Era rubia y sus ojos celestes...
Todos en la Calle Larga la habían oído mentar. No existía rancho, saladero ni tambo donde no se supiese que allí, en la parroquia de Santa Lucía, vivía la moza más bella que ojos masculinos hubiesen contemplado. También se sabía que su padre era un huido de las persecuciones de la Mazorca, y que la joven cantaba como una calandria. Incluso no faltaba el jactancioso que pretendía haber atraído su mirada, celeste como el cielo de verano. A Dionisia no se le conocía novio ni cortejante, y más de uno regresaba a su rancho con el corazón vencido por las ansias y el amor frustrado.
Ella se contoneaba con inocencia tras la reja de la pulpería. Iba y venía, limpiando los vasos y subiéndose a un banquito para alcanzar las botellas de grapa del estante, en un gesto que permitía a los parroquianos disfrutar de su talle esbelto mientras el humo de los cigarros y el repiqueteo de los dados tejían un clima espeso en el enamoramiento común de aquellos hombres. Gauchos malos, paisanos de talante pacífico, soldados nostálgicos, algún hacendado que hacía un alto antes de seguir rumbo a sus pagos, todos elegían aquel rincón iluminado por la farola de querosén del palenque, que lucía siempre repleto de monturas. Desde lejos, en la noche estrellada de la llanura, la luz de la pulpería atrapaba la atención del viajero que buscaba un momento de reposo y solaz. Afuera quedaban los sones del degüello de los salvajes unitarios, las proclamas de vivas a la Santa Federación, las intrigas, las denuncias solapadas y los intentos de derrocamiento.
Adentro de la pulpería de la parroquia de Santa Lucía, sólo existía ella.
Uno entre todos parecía el más enamorado, un soldado mazorquero que la contemplaba con el corazón detenido en los ojos. La tarde en que, de repente y sin aviso, desgranó unos acordes y entonó una milonga con intención, los presentes intuyeron que aquel mozo estaba perdido. Perdido de amor verdadero, capaz de hacerle hincar una rodilla para proponer matrimonio a la Dionisia. Ella, sin embargo, lo trataba como a los otros. Su mirada resbalaba sobre los rostros cetrinos, bigotudos, de cejas hirsutas y pómulos alzados.
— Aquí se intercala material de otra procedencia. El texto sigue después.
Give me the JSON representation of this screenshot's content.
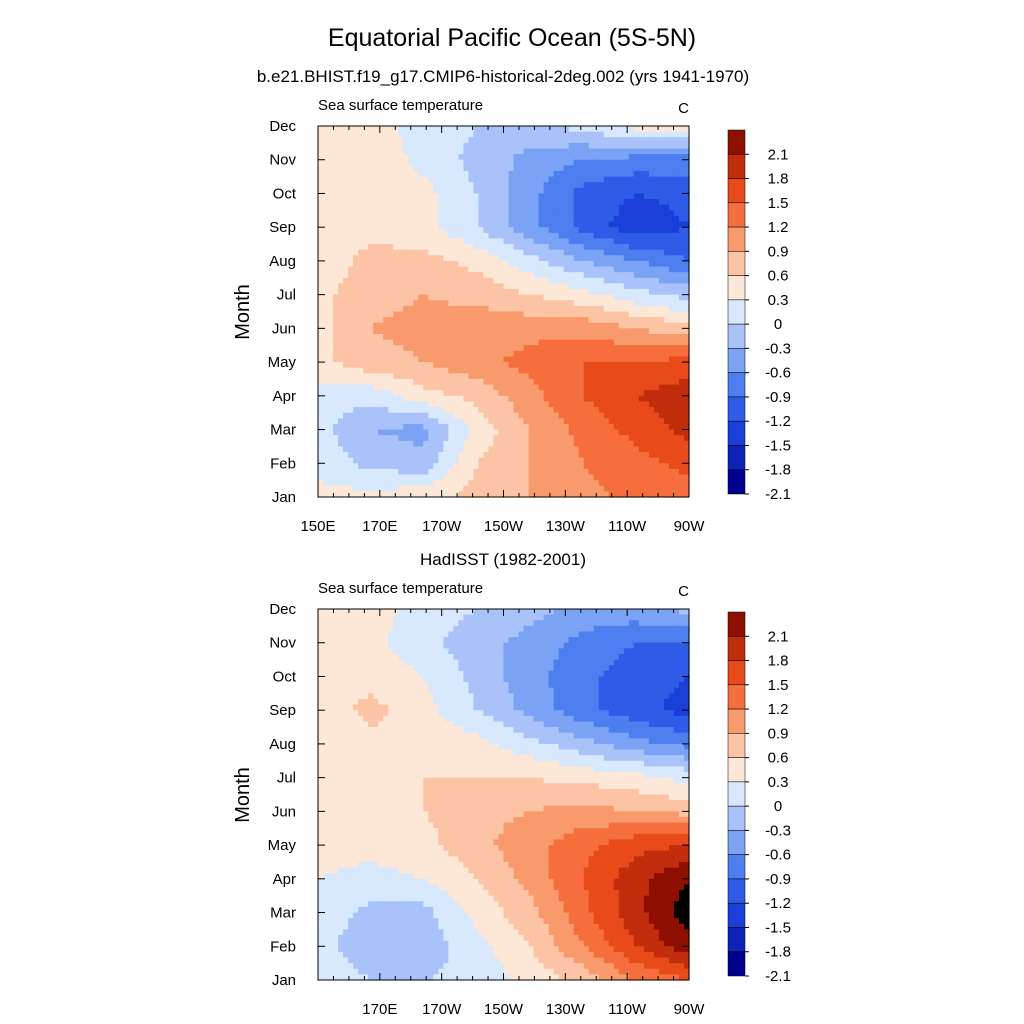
{
  "title": "Equatorial Pacific Ocean (5S-5N)",
  "colors": [
    "#00008f",
    "#0d23b8",
    "#1a3fd8",
    "#2e5be8",
    "#4c7ef0",
    "#7aa2f5",
    "#a9c3fa",
    "#d8e8fd",
    "#fde7d6",
    "#fcc4a4",
    "#f99a6c",
    "#f56e3c",
    "#e84a1a",
    "#c22d0c",
    "#8e0f00"
  ],
  "chart_data": [
    {
      "type": "heatmap",
      "title": "b.e21.BHIST.f19_g17.CMIP6-historical-2deg.002 (yrs 1941-1970)",
      "left_string": "Sea surface temperature",
      "right_string": "C",
      "xlabel": "",
      "ylabel": "Month",
      "x_ticks": [
        "150E",
        "170E",
        "170W",
        "150W",
        "130W",
        "110W",
        "90W"
      ],
      "y_ticks": [
        "Jan",
        "Feb",
        "Mar",
        "Apr",
        "May",
        "Jun",
        "Jul",
        "Aug",
        "Sep",
        "Oct",
        "Nov",
        "Dec"
      ],
      "xlim_deg_east": [
        150,
        270
      ],
      "levels": [
        -2.1,
        -1.8,
        -1.5,
        -1.2,
        -0.9,
        -0.6,
        -0.3,
        0,
        0.3,
        0.6,
        0.9,
        1.2,
        1.5,
        1.8,
        2.1
      ],
      "colorbar_labels": [
        "2.1",
        "1.8",
        "1.5",
        "1.2",
        "0.9",
        "0.6",
        "0.3",
        "0",
        "-0.3",
        "-0.6",
        "-0.9",
        "-1.2",
        "-1.5",
        "-1.8",
        "-2.1"
      ],
      "z": [
        [
          0.1,
          0.1,
          0.2,
          0.4,
          0.6,
          0.8,
          1.0,
          1.0
        ],
        [
          -0.1,
          -0.4,
          -0.5,
          0.3,
          0.6,
          0.9,
          1.1,
          1.3
        ],
        [
          -0.2,
          -0.6,
          -0.7,
          0.1,
          0.6,
          1.0,
          1.3,
          1.6
        ],
        [
          -0.1,
          -0.2,
          0.2,
          0.4,
          0.8,
          1.2,
          1.5,
          1.7
        ],
        [
          0.2,
          0.5,
          0.6,
          0.8,
          1.0,
          1.2,
          1.2,
          1.3
        ],
        [
          0.2,
          0.6,
          0.7,
          0.8,
          0.8,
          0.8,
          0.6,
          0.4
        ],
        [
          0.2,
          0.5,
          0.6,
          0.5,
          0.3,
          0.1,
          -0.2,
          -0.4
        ],
        [
          0.1,
          0.4,
          0.4,
          0.2,
          -0.2,
          -0.6,
          -0.9,
          -1.2
        ],
        [
          0.1,
          0.2,
          0.1,
          -0.3,
          -0.8,
          -1.3,
          -1.7,
          -1.5
        ],
        [
          0.1,
          0.2,
          0.1,
          -0.3,
          -0.8,
          -1.3,
          -1.5,
          -1.4
        ],
        [
          0.1,
          0.2,
          -0.1,
          -0.4,
          -0.7,
          -0.9,
          -1.0,
          -1.0
        ],
        [
          0.2,
          0.1,
          -0.1,
          -0.3,
          -0.4,
          -0.2,
          0.1,
          0.1
        ]
      ]
    },
    {
      "type": "heatmap",
      "title": "HadISST (1982-2001)",
      "left_string": "Sea surface temperature",
      "right_string": "C",
      "xlabel": "",
      "ylabel": "Month",
      "x_ticks": [
        "170E",
        "170W",
        "150W",
        "130W",
        "110W",
        "90W"
      ],
      "y_ticks": [
        "Jan",
        "Feb",
        "Mar",
        "Apr",
        "May",
        "Jun",
        "Jul",
        "Aug",
        "Sep",
        "Oct",
        "Nov",
        "Dec"
      ],
      "xlim_deg_east": [
        150,
        270
      ],
      "levels": [
        -2.1,
        -1.8,
        -1.5,
        -1.2,
        -0.9,
        -0.6,
        -0.3,
        0,
        0.3,
        0.6,
        0.9,
        1.2,
        1.5,
        1.8,
        2.1
      ],
      "colorbar_labels": [
        "2.1",
        "1.8",
        "1.5",
        "1.2",
        "0.9",
        "0.6",
        "0.3",
        "0",
        "-0.3",
        "-0.6",
        "-0.9",
        "-1.2",
        "-1.5",
        "-1.8",
        "-2.1"
      ],
      "z": [
        [
          -0.1,
          -0.3,
          -0.3,
          -0.2,
          0.1,
          0.4,
          0.9,
          1.2
        ],
        [
          -0.2,
          -0.5,
          -0.5,
          -0.1,
          0.3,
          0.9,
          1.5,
          2.0
        ],
        [
          -0.1,
          -0.4,
          -0.4,
          0.1,
          0.5,
          1.1,
          1.7,
          2.3
        ],
        [
          0.0,
          -0.1,
          0.0,
          0.3,
          0.7,
          1.2,
          1.7,
          2.1
        ],
        [
          0.1,
          0.1,
          0.2,
          0.5,
          0.8,
          1.1,
          1.4,
          1.5
        ],
        [
          0.1,
          0.2,
          0.3,
          0.5,
          0.6,
          0.7,
          0.6,
          0.5
        ],
        [
          0.1,
          0.2,
          0.3,
          0.3,
          0.3,
          0.2,
          0.1,
          -0.1
        ],
        [
          0.0,
          0.2,
          0.2,
          0.1,
          -0.2,
          -0.5,
          -0.8,
          -1.0
        ],
        [
          0.1,
          0.4,
          0.1,
          -0.3,
          -0.7,
          -1.1,
          -1.4,
          -1.6
        ],
        [
          0.1,
          0.2,
          0.0,
          -0.4,
          -0.8,
          -1.1,
          -1.4,
          -1.5
        ],
        [
          0.2,
          0.1,
          -0.2,
          -0.5,
          -0.7,
          -1.0,
          -1.2,
          -1.2
        ],
        [
          0.2,
          0.1,
          -0.1,
          -0.3,
          -0.5,
          -0.7,
          -0.7,
          -0.5
        ]
      ]
    }
  ]
}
Todos eran iguales para sus ojos de verano. Y el mozo cantor acudía a la cita una tarde tras otra, suponiendo que la insistencia y la música serían sus aliadas. Al cabo de un tiempo, ya los parroquianos aguardaban para verlo llegar. ¡Hasta adivinaban el cascoteo del caballo!
- -Ahí viene –decía uno, parando la oreja.
Los demás levantaban entonces sus vasos pidiendo otra ginebra. Se venía también la milonga, y con ella las risas encubiertas, cierta solidaridad masculina hacia el hombre de corazón de mandioca, y luego, la atención puesta en las palabras de aquella melodía sentida con que se homenajeaba a la bella entre las bellas.
Por eso, campeó el silencio la tarde aquella en que el enamorado irrumpió como siempre, dispuesto a intentarlo una vez más, con su vihuela y sus botas gastadas, arrastrando el paso en el piso de tierra del local. Nadie pidió ginebra, ninguno levantó la cabeza esa vez. Hasta los dados callaron ante la inminente tragedia. Ya todos se habían anoticiado del inesperado suceso. Hacía apenas unas horas, la rubia de la pulpería, la moza de Santa Lucía, la más linda de la Calle Larga de punta a punta, ya no regalaría las miradas masculinas con su donaire, ni inspiraría los versos del poeta, ni las pullas de los soldados de cuatro cuarteles. Dionisia Miranda se había ido. Se la había llevado montada en la grupa del zaino… ¡Un payador unitario! De ojos tan celestes como los de la novia. Fue una tarde cualquiera, cuando el año cuarenta moría.
Del otro, del cantor mazorquero, nunca más se supo.
(Nota de la autora: "La pulpera de Santa Lucía", escrita por el poeta Héctor Pedro Blomberg con música de Enrique Maciel y estrenada por Ignacio Corsini en Radio Prieto en 1928, refleja una época sangrienta de nuestra historia: finales de 1840. Y aunque no podemos saber a ciencia cierta si existió o no la famosa pulpera, ni si se llamaba Dionisia Miranda o Valderrama, o Ramona Bustos, sin duda los autores se inspiraron en estampas auténticas de nuestra patria, al punto de que el dúo Blomberg-Maciel fue precursor de la "canción histórica", y sus obras tan populares, que algunos versos pasaron al habla cotidiana.)